The SCOTUS 2019-2020 term is history. CJ Roberts and his High Court are not leaning in any liberal direction. Sometimes, as in the LGBTQ and DACA cases, they will pleasantly surprise progressives. However, most of the time, they are pushing a conservative agenda, one that aims to dismantle the wall between church and state. This Court is hostile to women’s reproductive health, and just waiting for the right case to gut Roe v. Wade. The Roberts’ Court remains pro-business and does not protect voting rights. The Roberts’ SCOTUS is still shielding Trump in his role as Chief Executive from proper congressional and state oversight. Gorsuch, with a few exceptions, and even more so Kavanaugh, Trump’s nominees, continue to block and tackle for Demagogue Donald. With the advanced ages of Justices Breyer and Ginsburg, we must not allow Trump to get a second term and turn the High Court reactionary plus. Again, progressives must understand that social conservatives, despite a few losses, are clearly thrilled by the whole set of church-state rulings.
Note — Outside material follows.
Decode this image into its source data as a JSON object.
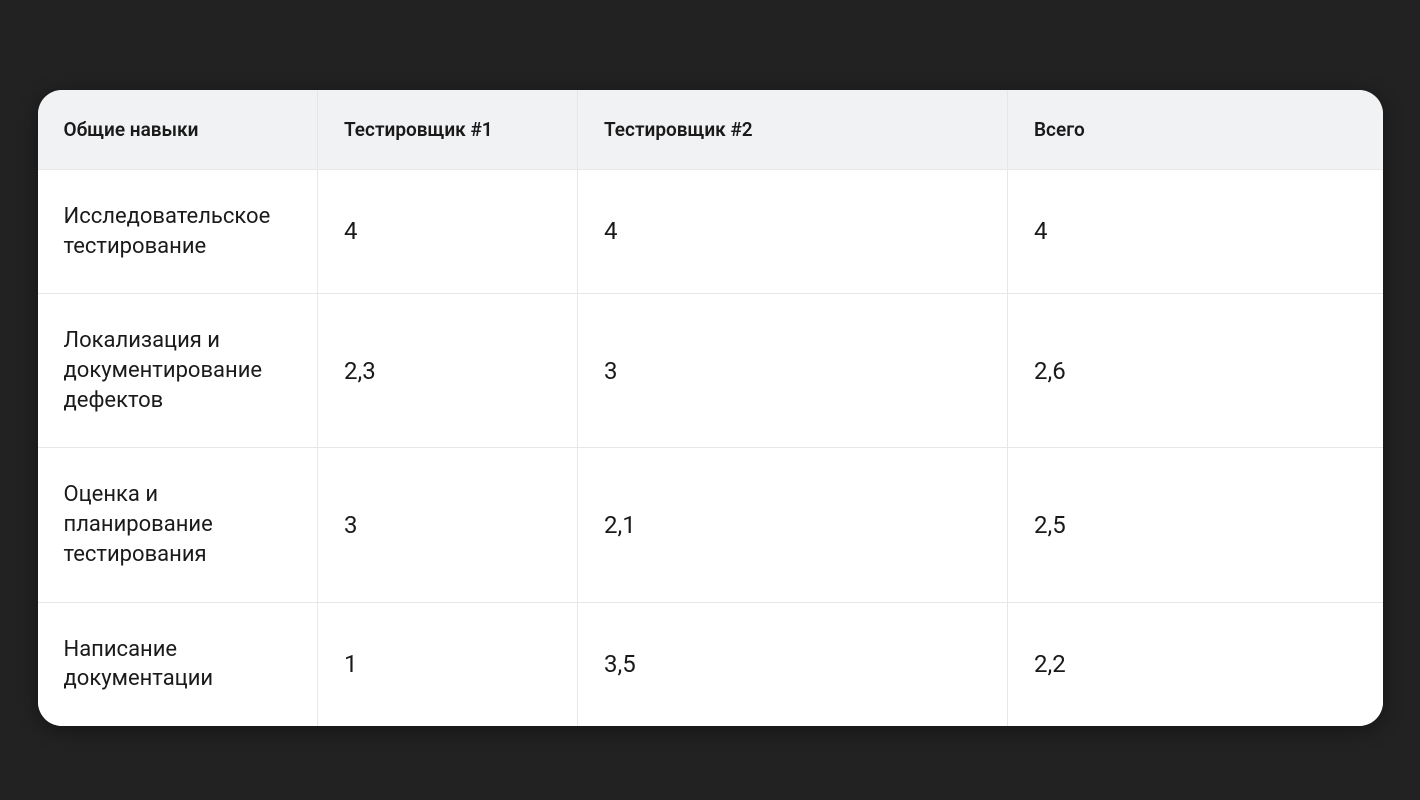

They will heavily turn out to support a Trump second term to get similar rubber stamp Justices to truly “pack the Court.” It is time for “Team Blue,” from Joe Biden on down and all our voters, to understand that Election 2020 puts SCOTUS high on the ballot along with jobs and health care. We must come out in droves plus to recapture the White House, keep the House, and take back the Senate. The Senate, remember, votes on Supreme Ct., Circuit Court, and District Judges the president nominates. We must “ditch” GOP Senate Majority Leader Mitch McConnell and his “Red pack the courts” gang. To paraphrase Bill Clinton, “It’s SCOTUS and the federal judiciary, stupid!”